How are they impacting your real estate choices?

You have probably heard all over the media lately that interest rates are rising. Please hold back the panic, it will likely be a slow rise, but make sure you are knowledgeable of what this means for you.

Here is what happened: The Federal Reserve made a statement June 19th that “the downside risks to the outlook for the economy and the labor market have diminished.” Although Ben Bernanke said there would be no immediate change in policy, investors are feeling the moment is near and the Fed is likely going to start lessening efforts to help the economy. Interest rates started going up and have been continuing since Bernanke’s statement. We were quoted 4.25%-4.65% for a 30 year conventional mortgage a week after the statement, at least a 0.5% increase in a week.

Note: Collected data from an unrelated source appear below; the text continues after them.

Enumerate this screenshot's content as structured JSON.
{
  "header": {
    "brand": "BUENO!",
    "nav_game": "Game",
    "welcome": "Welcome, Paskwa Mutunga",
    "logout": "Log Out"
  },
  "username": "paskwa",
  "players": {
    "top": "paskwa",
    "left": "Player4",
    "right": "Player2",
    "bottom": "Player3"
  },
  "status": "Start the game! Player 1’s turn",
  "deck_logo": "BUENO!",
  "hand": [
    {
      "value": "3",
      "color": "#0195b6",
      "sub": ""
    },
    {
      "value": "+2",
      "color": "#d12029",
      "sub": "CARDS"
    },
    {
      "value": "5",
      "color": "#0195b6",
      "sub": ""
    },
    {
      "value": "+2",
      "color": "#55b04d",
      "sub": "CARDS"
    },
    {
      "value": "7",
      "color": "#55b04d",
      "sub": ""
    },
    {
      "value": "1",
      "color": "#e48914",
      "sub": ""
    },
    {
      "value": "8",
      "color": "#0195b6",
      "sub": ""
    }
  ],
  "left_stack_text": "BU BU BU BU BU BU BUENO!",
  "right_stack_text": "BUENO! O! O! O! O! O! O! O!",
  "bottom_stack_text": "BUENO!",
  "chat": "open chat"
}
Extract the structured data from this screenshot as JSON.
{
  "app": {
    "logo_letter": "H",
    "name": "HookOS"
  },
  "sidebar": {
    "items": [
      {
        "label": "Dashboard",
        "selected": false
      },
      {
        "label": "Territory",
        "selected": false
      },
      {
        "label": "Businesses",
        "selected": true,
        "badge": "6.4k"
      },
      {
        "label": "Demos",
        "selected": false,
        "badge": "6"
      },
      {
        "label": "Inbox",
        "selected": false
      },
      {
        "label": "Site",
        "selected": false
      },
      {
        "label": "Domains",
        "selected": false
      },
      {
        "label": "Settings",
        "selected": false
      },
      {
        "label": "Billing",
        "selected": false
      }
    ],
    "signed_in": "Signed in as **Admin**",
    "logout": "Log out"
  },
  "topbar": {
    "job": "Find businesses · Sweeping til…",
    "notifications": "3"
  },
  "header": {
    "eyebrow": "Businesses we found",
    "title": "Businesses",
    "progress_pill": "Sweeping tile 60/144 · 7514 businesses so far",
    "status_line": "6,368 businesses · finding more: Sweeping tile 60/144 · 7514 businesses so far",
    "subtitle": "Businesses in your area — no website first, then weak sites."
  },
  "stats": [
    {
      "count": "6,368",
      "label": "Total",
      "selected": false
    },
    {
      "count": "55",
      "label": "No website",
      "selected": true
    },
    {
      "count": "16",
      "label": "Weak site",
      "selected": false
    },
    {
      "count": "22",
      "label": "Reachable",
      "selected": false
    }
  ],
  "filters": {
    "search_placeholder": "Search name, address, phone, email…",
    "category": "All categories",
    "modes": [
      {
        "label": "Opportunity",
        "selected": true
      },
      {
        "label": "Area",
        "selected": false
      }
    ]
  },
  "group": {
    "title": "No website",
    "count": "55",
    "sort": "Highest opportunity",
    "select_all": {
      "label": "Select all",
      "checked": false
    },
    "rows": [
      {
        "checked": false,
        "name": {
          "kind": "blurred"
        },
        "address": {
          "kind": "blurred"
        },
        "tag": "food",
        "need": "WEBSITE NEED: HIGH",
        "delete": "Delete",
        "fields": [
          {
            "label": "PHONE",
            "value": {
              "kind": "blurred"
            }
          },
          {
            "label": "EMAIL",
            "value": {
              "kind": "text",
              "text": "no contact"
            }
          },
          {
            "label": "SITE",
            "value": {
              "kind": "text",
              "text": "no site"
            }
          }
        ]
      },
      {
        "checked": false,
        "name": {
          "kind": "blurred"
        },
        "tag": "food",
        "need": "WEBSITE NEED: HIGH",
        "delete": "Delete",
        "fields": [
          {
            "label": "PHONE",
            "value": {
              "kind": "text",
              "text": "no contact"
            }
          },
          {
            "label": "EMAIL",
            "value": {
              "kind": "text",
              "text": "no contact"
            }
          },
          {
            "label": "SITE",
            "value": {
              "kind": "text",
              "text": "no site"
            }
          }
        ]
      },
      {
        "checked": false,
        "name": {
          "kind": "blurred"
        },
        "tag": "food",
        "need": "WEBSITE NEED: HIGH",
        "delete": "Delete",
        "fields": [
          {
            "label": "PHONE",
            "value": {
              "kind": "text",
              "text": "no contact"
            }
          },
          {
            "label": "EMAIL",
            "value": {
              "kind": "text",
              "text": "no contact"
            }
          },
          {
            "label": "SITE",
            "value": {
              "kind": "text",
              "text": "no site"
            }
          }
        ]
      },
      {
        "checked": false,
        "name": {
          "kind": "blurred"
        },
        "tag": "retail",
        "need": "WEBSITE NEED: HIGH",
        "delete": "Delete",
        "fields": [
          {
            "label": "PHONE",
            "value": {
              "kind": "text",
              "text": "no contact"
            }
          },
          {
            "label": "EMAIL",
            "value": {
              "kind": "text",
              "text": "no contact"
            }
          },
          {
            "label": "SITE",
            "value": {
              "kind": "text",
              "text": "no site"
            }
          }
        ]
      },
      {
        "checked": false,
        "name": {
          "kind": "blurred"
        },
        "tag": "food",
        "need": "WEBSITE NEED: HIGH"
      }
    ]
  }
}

Here is what it means to you: In the next few years two economic cycles are likely: interest rates will rise and inflation will occur. During this moment in time where interest rates are still low, there is opportunity. It is likely that your purchasing power will diminish greatly in the coming years purely due to interest rates increasing. The impact for your purchasing power is significant, so consider the following scenario to get a better idea of what this means for you.

  • Imagine you are purchasing a $500,000 home, putting 20% down and interest rates are 4.5%. Your mortgage will be around $2027/month.
  • If you are purchasing the same home, putting 20% down and interest rates have risen to 6.5%, your mortgage is now about $2528/month.